RI measure by refractometer.

- The RI  of peppermint oil is not less than 1.4590 and not more than 1.4650 at 20 C.

                                                      

5- Congealing point:

- Particularly of fixed and volatile oils.

- The solidification range of fatty acids in olive oil is between 17 and 26C.

 

6- Melting point:

It is of extreme importance, there is a constant range of m.p. using specific solvent. Cocaine m.p. 96-98 C.

7- UV:

UV  light is f importance in several cases, notably in detecting

1-      adulteration: a- of rhubarb, where rhapontic rhubarb can easily be distinguished from genuine Chinese or Indian rhubarb by its marked fluorescence.
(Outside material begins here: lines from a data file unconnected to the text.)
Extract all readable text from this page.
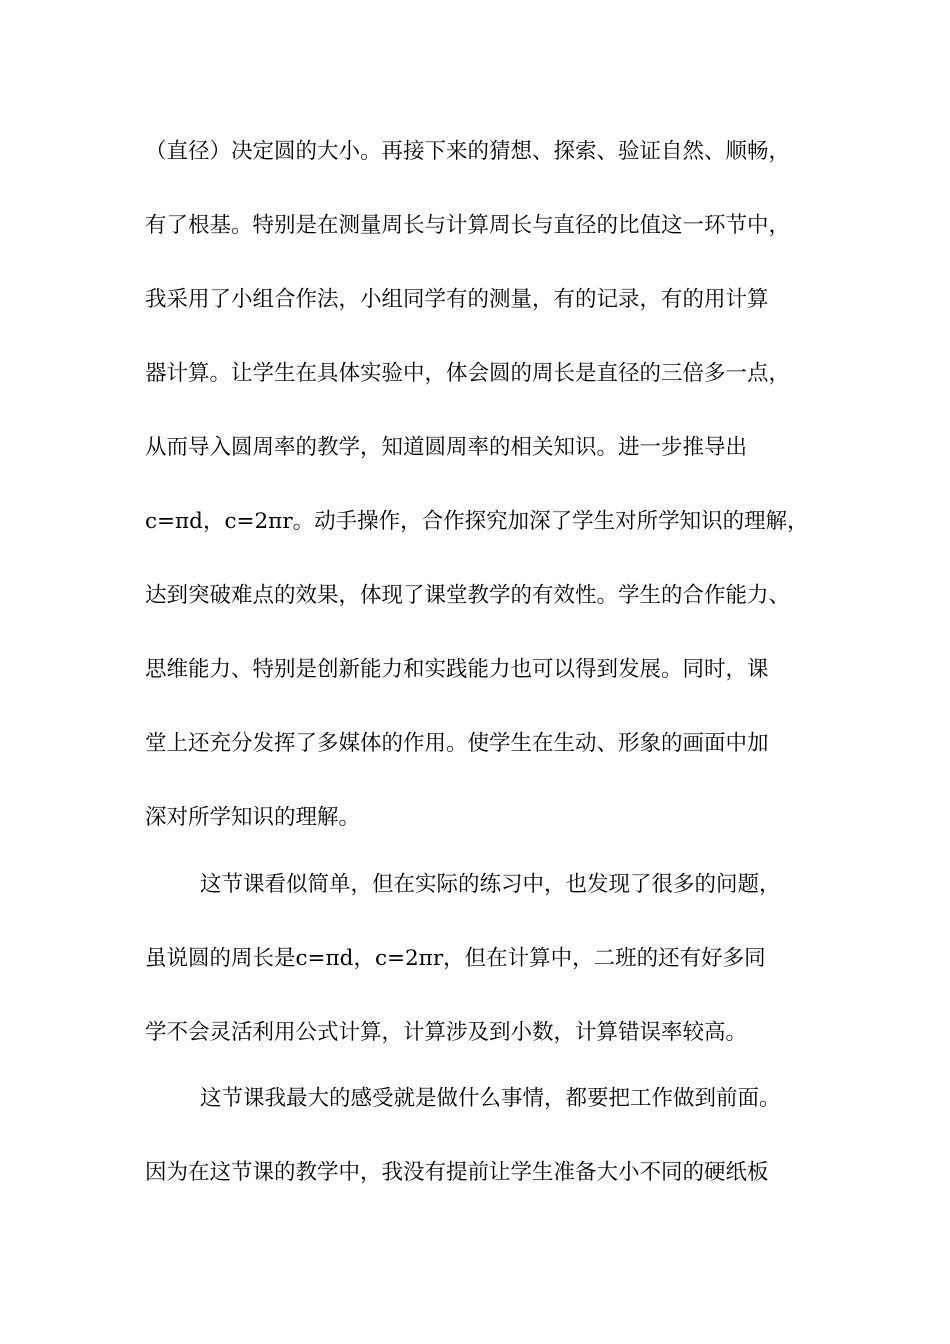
（直径）决定圆的大小。再接下来的猜想、探索、验证自然、顺畅，
有了根基。特别是在测量周长与计算周长与直径的比值这一环节中，
我采用了小组合作法，小组同学有的测量，有的记录，有的用计算
器计算。让学生在具体实验中，体会圆的周长是直径的三倍多一点，
从而导入圆周率的教学，知道圆周率的相关知识。进一步推导出
c=πd，c=2πr。动手操作，合作探究加深了学生对所学知识的理解，
达到突破难点的效果，体现了课堂教学的有效性。学生的合作能力、
思维能力、特别是创新能力和实践能力也可以得到发展。同时，课
堂上还充分发挥了多媒体的作用。使学生在生动、形象的画面中加
深对所学知识的理解。
这节课看似简单，但在实际的练习中，也发现了很多的问题，
虽说圆的周长是c=πd，c=2πr，但在计算中，二班的还有好多同
学不会灵活利用公式计算，计算涉及到小数，计算错误率较高。
这节课我最大的感受就是做什么事情，都要把工作做到前面。
因为在这节课的教学中，我没有提前让学生准备大小不同的硬纸板
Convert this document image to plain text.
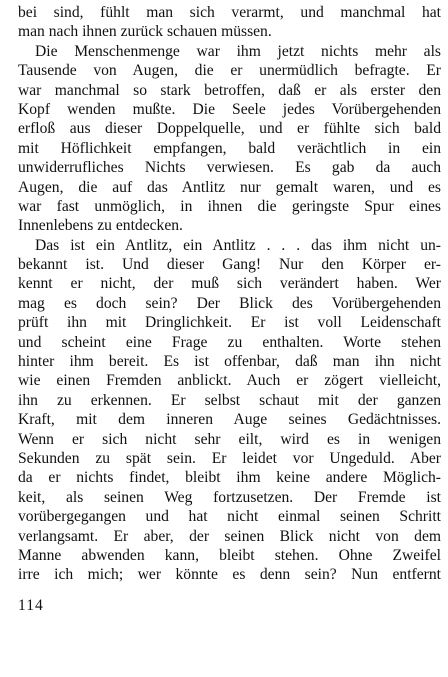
bei sind, fühlt man sich verarmt, und manchmal hat
man nach ihnen zurück schauen müssen.
Die Menschenmenge war ihm jetzt nichts mehr als
Tausende von Augen, die er unermüdlich befragte. Er
war manchmal so stark betroffen, daß er als erster den
Kopf wenden mußte. Die Seele jedes Vorübergehenden
erfloß aus dieser Doppelquelle, und er fühlte sich bald
mit Höflichkeit empfangen, bald verächtlich in ein
unwiderrufliches Nichts verwiesen. Es gab da auch
Augen, die auf das Antlitz nur gemalt waren, und es
war fast unmöglich, in ihnen die geringste Spur eines
Innenlebens zu entdecken.
Das ist ein Antlitz, ein Antlitz . . . das ihm nicht un-
bekannt ist. Und dieser Gang! Nur den Körper er-
kennt er nicht, der muß sich verändert haben. Wer
mag es doch sein? Der Blick des Vorübergehenden
prüft ihn mit Dringlichkeit. Er ist voll Leidenschaft
und scheint eine Frage zu enthalten. Worte stehen
hinter ihm bereit. Es ist offenbar, daß man ihn nicht
wie einen Fremden anblickt. Auch er zögert vielleicht,
ihn zu erkennen. Er selbst schaut mit der ganzen
Kraft, mit dem inneren Auge seines Gedächtnisses.
Wenn er sich nicht sehr eilt, wird es in wenigen
Sekunden zu spät sein. Er leidet vor Ungeduld. Aber
da er nichts findet, bleibt ihm keine andere Möglich-
keit, als seinen Weg fortzusetzen. Der Fremde ist
vorübergegangen und hat nicht einmal seinen Schritt
verlangsamt. Er aber, der seinen Blick nicht von dem
Manne abwenden kann, bleibt stehen. Ohne Zweifel
irre ich mich; wer könnte es denn sein? Nun entfernt
114
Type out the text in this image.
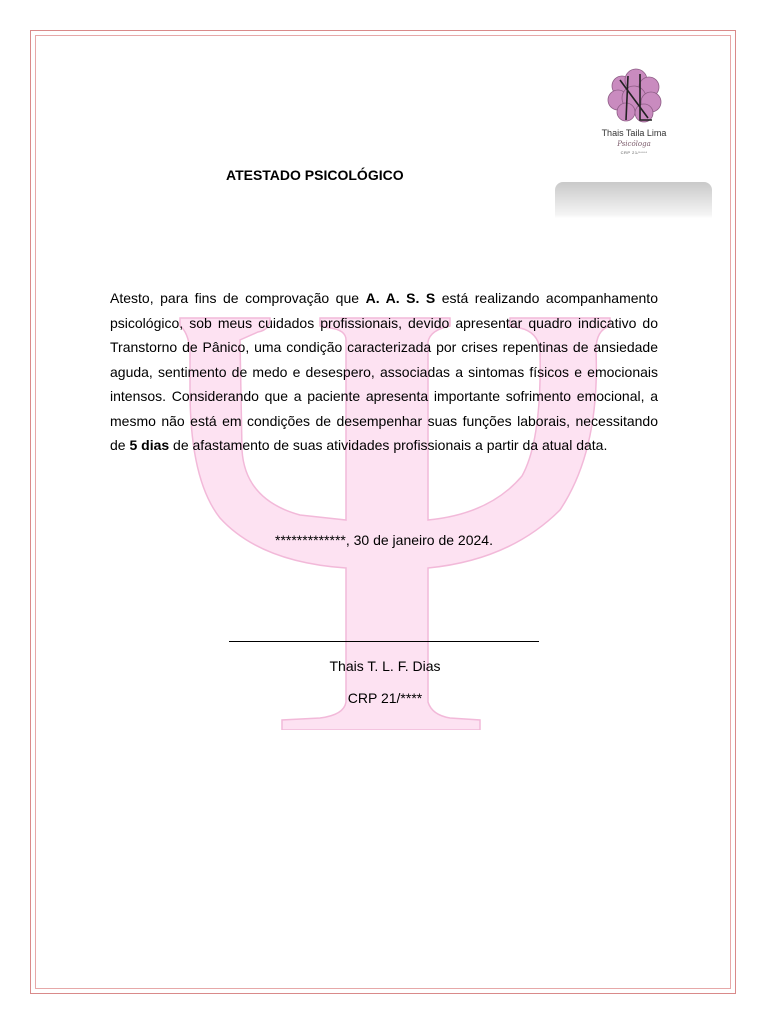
Thais Taila Lima
Psicóloga
CRP 21/****
ATESTADO PSICOLÓGICO
Atesto, para fins de comprovação que A. A. S. S está realizando acompanhamento psicológico, sob meus cuidados profissionais, devido apresentar quadro indicativo do Transtorno de Pânico, uma condição caracterizada por crises repentinas de ansiedade aguda, sentimento de medo e desespero, associadas a sintomas físicos e emocionais intensos. Considerando que a paciente apresenta importante sofrimento emocional, a mesmo não está em condições de desempenhar suas funções laborais, necessitando de 5 dias de afastamento de suas atividades profissionais a partir da atual data.
*************, 30 de janeiro de 2024.
Thais T. L. F. Dias
CRP 21/****
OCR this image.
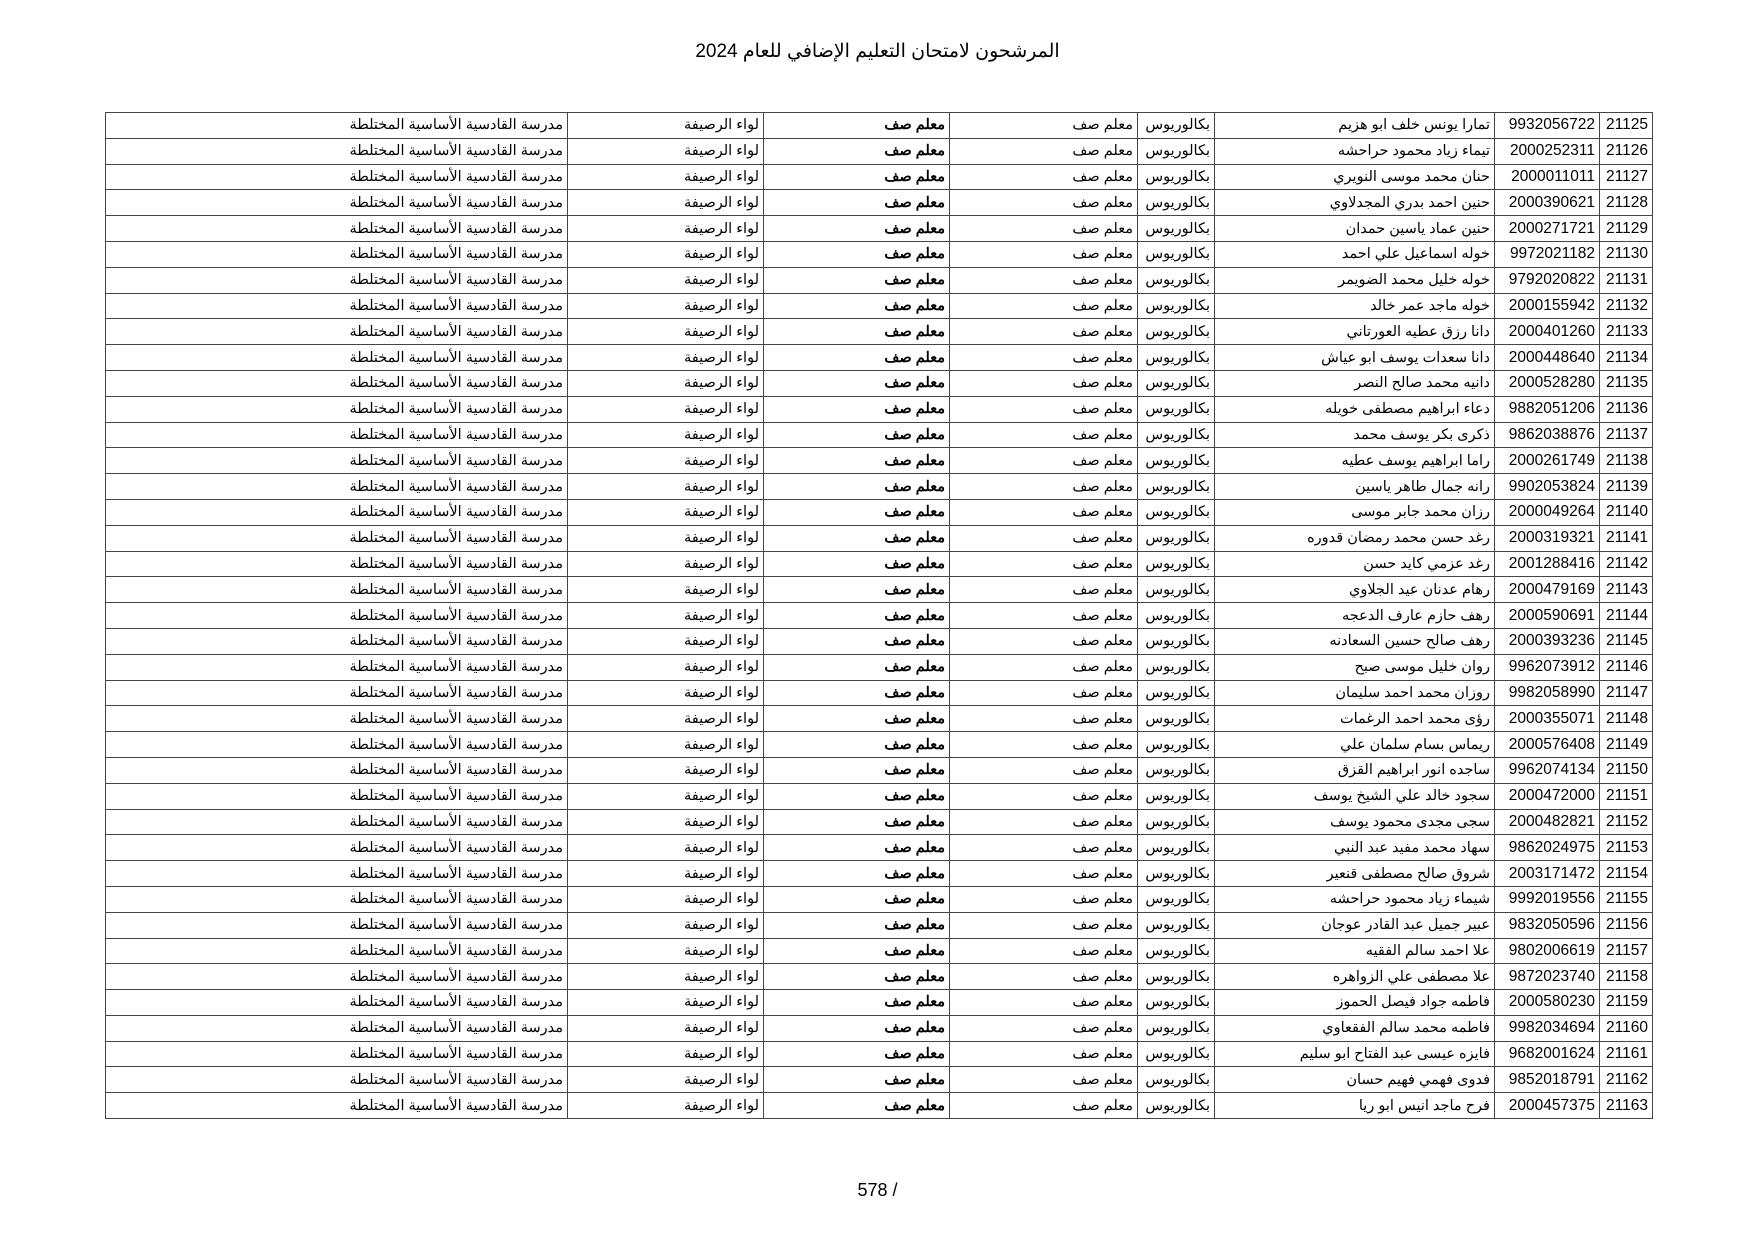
المرشحون لامتحان التعليم الإضافي للعام 2024
21125	9932056722	تمارا يونس خلف ابو هزيم	بكالوريوس	معلم صف	معلم صف	لواء الرصيفة	مدرسة القادسية الأساسية المختلطة
21126	2000252311	تيماء زياد محمود حراحشه	بكالوريوس	معلم صف	معلم صف	لواء الرصيفة	مدرسة القادسية الأساسية المختلطة
21127	2000011011	حنان محمد موسى النويري	بكالوريوس	معلم صف	معلم صف	لواء الرصيفة	مدرسة القادسية الأساسية المختلطة
21128	2000390621	حنين احمد بدري المجدلاوي	بكالوريوس	معلم صف	معلم صف	لواء الرصيفة	مدرسة القادسية الأساسية المختلطة
21129	2000271721	حنين عماد ياسين حمدان	بكالوريوس	معلم صف	معلم صف	لواء الرصيفة	مدرسة القادسية الأساسية المختلطة
21130	9972021182	خوله اسماعيل علي احمد	بكالوريوس	معلم صف	معلم صف	لواء الرصيفة	مدرسة القادسية الأساسية المختلطة
21131	9792020822	خوله خليل محمد الضويمر	بكالوريوس	معلم صف	معلم صف	لواء الرصيفة	مدرسة القادسية الأساسية المختلطة
21132	2000155942	خوله ماجد عمر خالد	بكالوريوس	معلم صف	معلم صف	لواء الرصيفة	مدرسة القادسية الأساسية المختلطة
21133	2000401260	دانا رزق عطيه العورتاني	بكالوريوس	معلم صف	معلم صف	لواء الرصيفة	مدرسة القادسية الأساسية المختلطة
21134	2000448640	دانا سعدات يوسف ابو عياش	بكالوريوس	معلم صف	معلم صف	لواء الرصيفة	مدرسة القادسية الأساسية المختلطة
21135	2000528280	دانيه محمد صالح النصر	بكالوريوس	معلم صف	معلم صف	لواء الرصيفة	مدرسة القادسية الأساسية المختلطة
21136	9882051206	دعاء ابراهيم مصطفى خويله	بكالوريوس	معلم صف	معلم صف	لواء الرصيفة	مدرسة القادسية الأساسية المختلطة
21137	9862038876	ذكرى بكر يوسف محمد	بكالوريوس	معلم صف	معلم صف	لواء الرصيفة	مدرسة القادسية الأساسية المختلطة
21138	2000261749	راما ابراهيم يوسف عطيه	بكالوريوس	معلم صف	معلم صف	لواء الرصيفة	مدرسة القادسية الأساسية المختلطة
21139	9902053824	رانه جمال طاهر ياسين	بكالوريوس	معلم صف	معلم صف	لواء الرصيفة	مدرسة القادسية الأساسية المختلطة
21140	2000049264	رزان محمد جابر موسى	بكالوريوس	معلم صف	معلم صف	لواء الرصيفة	مدرسة القادسية الأساسية المختلطة
21141	2000319321	رغد حسن محمد رمضان قدوره	بكالوريوس	معلم صف	معلم صف	لواء الرصيفة	مدرسة القادسية الأساسية المختلطة
21142	2001288416	رغد عزمي كايد حسن	بكالوريوس	معلم صف	معلم صف	لواء الرصيفة	مدرسة القادسية الأساسية المختلطة
21143	2000479169	رهام عدنان عيد الجلاوي	بكالوريوس	معلم صف	معلم صف	لواء الرصيفة	مدرسة القادسية الأساسية المختلطة
21144	2000590691	رهف حازم عارف الدعجه	بكالوريوس	معلم صف	معلم صف	لواء الرصيفة	مدرسة القادسية الأساسية المختلطة
21145	2000393236	رهف صالح حسين السعادنه	بكالوريوس	معلم صف	معلم صف	لواء الرصيفة	مدرسة القادسية الأساسية المختلطة
21146	9962073912	روان خليل موسى صبح	بكالوريوس	معلم صف	معلم صف	لواء الرصيفة	مدرسة القادسية الأساسية المختلطة
21147	9982058990	روزان محمد احمد سليمان	بكالوريوس	معلم صف	معلم صف	لواء الرصيفة	مدرسة القادسية الأساسية المختلطة
21148	2000355071	رؤى محمد احمد الرغمات	بكالوريوس	معلم صف	معلم صف	لواء الرصيفة	مدرسة القادسية الأساسية المختلطة
21149	2000576408	ريماس بسام سلمان علي	بكالوريوس	معلم صف	معلم صف	لواء الرصيفة	مدرسة القادسية الأساسية المختلطة
21150	9962074134	ساجده انور ابراهيم القزق	بكالوريوس	معلم صف	معلم صف	لواء الرصيفة	مدرسة القادسية الأساسية المختلطة
21151	2000472000	سجود خالد علي الشيخ يوسف	بكالوريوس	معلم صف	معلم صف	لواء الرصيفة	مدرسة القادسية الأساسية المختلطة
21152	2000482821	سجى مجدى محمود يوسف	بكالوريوس	معلم صف	معلم صف	لواء الرصيفة	مدرسة القادسية الأساسية المختلطة
21153	9862024975	سهاد محمد مفيد عبد النبي	بكالوريوس	معلم صف	معلم صف	لواء الرصيفة	مدرسة القادسية الأساسية المختلطة
21154	2003171472	شروق صالح مصطفى قنعير	بكالوريوس	معلم صف	معلم صف	لواء الرصيفة	مدرسة القادسية الأساسية المختلطة
21155	9992019556	شيماء زياد محمود حراحشه	بكالوريوس	معلم صف	معلم صف	لواء الرصيفة	مدرسة القادسية الأساسية المختلطة
21156	9832050596	عبير جميل عبد القادر عوجان	بكالوريوس	معلم صف	معلم صف	لواء الرصيفة	مدرسة القادسية الأساسية المختلطة
21157	9802006619	علا احمد سالم الفقيه	بكالوريوس	معلم صف	معلم صف	لواء الرصيفة	مدرسة القادسية الأساسية المختلطة
21158	9872023740	علا مصطفى علي الزواهره	بكالوريوس	معلم صف	معلم صف	لواء الرصيفة	مدرسة القادسية الأساسية المختلطة
21159	2000580230	فاطمه جواد فيصل الحموز	بكالوريوس	معلم صف	معلم صف	لواء الرصيفة	مدرسة القادسية الأساسية المختلطة
21160	9982034694	فاطمه محمد سالم الفقعاوي	بكالوريوس	معلم صف	معلم صف	لواء الرصيفة	مدرسة القادسية الأساسية المختلطة
21161	9682001624	فايزه عيسى عبد الفتاح ابو سليم	بكالوريوس	معلم صف	معلم صف	لواء الرصيفة	مدرسة القادسية الأساسية المختلطة
21162	9852018791	فدوى فهمي فهيم حسان	بكالوريوس	معلم صف	معلم صف	لواء الرصيفة	مدرسة القادسية الأساسية المختلطة
21163	2000457375	فرح ماجد انيس ابو ريا	بكالوريوس	معلم صف	معلم صف	لواء الرصيفة	مدرسة القادسية الأساسية المختلطة
578 /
Chinese and Indian rhubarb fluorescence brown, while rhubarb rhaponticum is bright blue. b- powdered ergot exhibits a strong reddish fluirescence and can be detected in wheat flour.

2-      UV light is used for determining fluorescence and a play of colors in connection with certain extracts such as chlorophyll and the extracts of certain drugs (catechu, senna).

 

Many alkaloids show distinctive colors under this light, aconitine (light blue), berberine (yellow), emetine (orange).

An alkaloids such as quinine show fluorescence in acid solution even in day light, exhibits a much stronger fluorescence under the quartz lamb.